Cybersecurity researchers have discovered a remote denial-of-service exploit that affects major web servers, including NGINX, Apache HTTPD, Microsoft IIS, Envoy, and Cloudflare Pingora.
The vulnerability has been codenamed HTTP/2 Bomb by Calif.
"The vulnerable behavior exists in each server's default HTTP/2 configuration," the company said, adding it was discovered by OpenAI Codex by chaining together two known techniques: a compression bomb and a Slowloris-style hold.
"The bomb targets HPACK, HTTP/2's header compression scheme: one byte on the wire becomes one full header allocation on the server, repeated thousands of times per request," Calif added. "The hold is a zero-byte flow-control window that keeps the server from ever freeing any of it."
HPACK is a dedicated header compression algorithm for HTTP/2 used for compressing request and response metadata using Huffman encoding that results in an average reduction of 30% in header size. It's also designed to be resilient to attacks like CRIME (short for "Compression Ratio Info-leak Made Easy") that can leak authentication cookies from compressed headers.
Slowloris, on the other hand, is a type of denial-of-service (DoS) attack that allows a threat actor to overwhelm a targeted server by opening and maintaining many simultaneous HTTP connections between the attacker and the target. It is an application-layer attack.
HTTP/2 Bomb is inspired by various known approaches like HPACK Bomb (aka CVE-2016-6581), which was first disclosed in 2016, as well as CVE-2025-53020, a memory exhaustion vulnerability in Apache httpd's HTTP/2 implementation, and two DoS flaws in Apache HTTP Server triggered via crafted CONTINUATION frames (CVE-2016-8740) and worker-thread starvation (CVE-2016-1546) in an HTTP/2 connection.
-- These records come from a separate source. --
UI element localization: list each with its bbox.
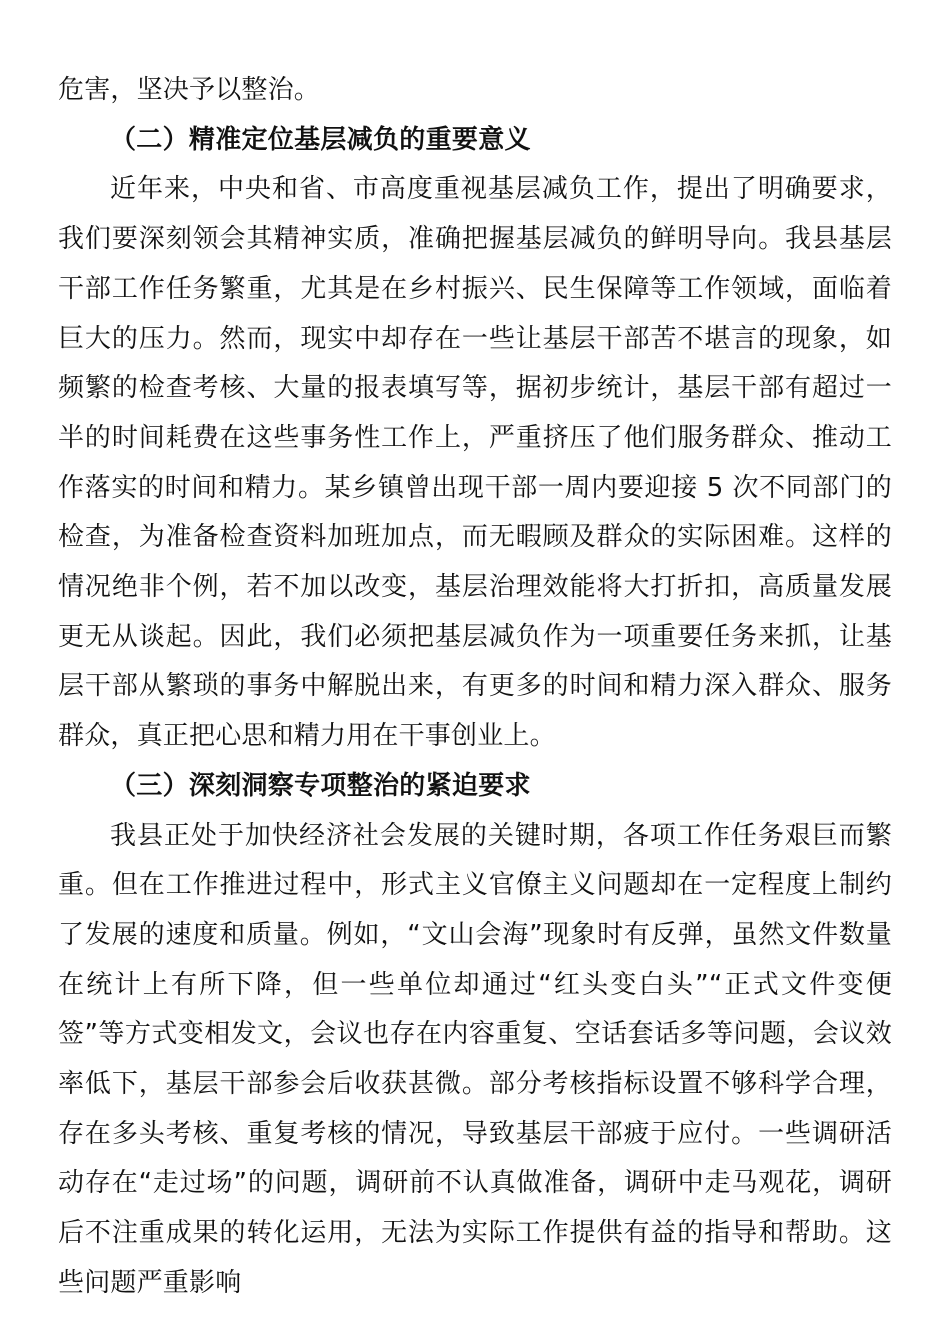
paragraph-continuation: 危害，坚决予以整治。 bbox=[58, 75, 321, 105]
document-body bbox=[58, 66, 892, 1309]
section-heading-2: （二）精准定位基层减负的重要意义 bbox=[110, 124, 531, 155]
paragraph-urgency: 我县正处于加快经济社会发展的关键时期，各项工作任务艰巨而繁重。但在工作推进过程中，形式主义官僚主义问题却在一定程度上制约了发展的速度和质量。例如，“文山会海”现象时有反弹，虽然文件数量在统计上有所下降，但一些单位却通过“红头变白头”“正式文件变便签”等方式变相发文，会议也存在内容重复、空话套话多等问题，会议效率低下，基层干部参会后收获甚微。部分考核指标设置不够科学合理，存在多头考核、重复考核的情况，导致基层干部疲于应付。一些调研活动存在“走过场”的问题，调研前不认真做准备，调研中走马观花，调研后不注重成果的转化运用，无法为实际工作提供有益的指导和帮助。这些问题严重影响 bbox=[58, 820, 892, 1298]
paragraph-significance: 近年来，中央和省、市高度重视基层减负工作，提出了明确要求，我们要深刻领会其精神实质，准确把握基层减负的鲜明导向。我县基层干部工作任务繁重，尤其是在乡村振兴、民生保障等工作领域，面临着巨大的压力。然而，现实中却存在一些让基层干部苦不堪言的现象，如频繁的检查考核、大量的报表填写等，据初步统计，基层干部有超过一半的时间耗费在这些事务性工作上，严重挤压了他们服务群众、推动工作落实的时间和精力。某乡镇曾出现干部一周内要迎接 5 次不同部门的检查，为准备检查资料加班加点，而无暇顾及群众的实际困难。这样的情况绝非个例，若不加以改变，基层治理效能将大打折扣，高质量发展更无从谈起。因此，我们必须把基层减负作为一项重要任务来抓，让基层干部从繁琐的事务中解脱出来，有更多的时间和精力深入群众、服务群众，真正把心思和精力用在干事创业上。 bbox=[58, 174, 892, 752]
section-heading-3: （三）深刻洞察专项整治的紧迫要求 bbox=[110, 770, 531, 801]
"What's new here is where the amplification comes from," Calif said. "The classic bomb stuffs a large value into the table and references it repeatedly, so servers learned to cap the total decoded header size. Our variant goes the other way: the header is nearly empty, and the amplification comes from the per-entry bookkeeping the server allocates around it. The decoded-size limit never fires because there's almost nothing to decode."
In a hypothetical attack scenario, a home computer on a 100Mbps connection has the potential to render a vulnerable server inaccessible within seconds. What's more, a single client can consume and hold 32GB of server memory against Apache HTTPD and Envoy in about 20 seconds.
To counter the vulnerability, it's advised to apply the following mitigations -
"The deeper miss is that the spec frames memory risk purely as an amplification ratio, and ratio is only half the equation," Calif said. "A 70:1 amplifier is harmless if the memory is freed when the request completes. It becomes an attack because HTTP/2 lets the client hold the connection open almost for free, pinning every allocated byte for as long as they like."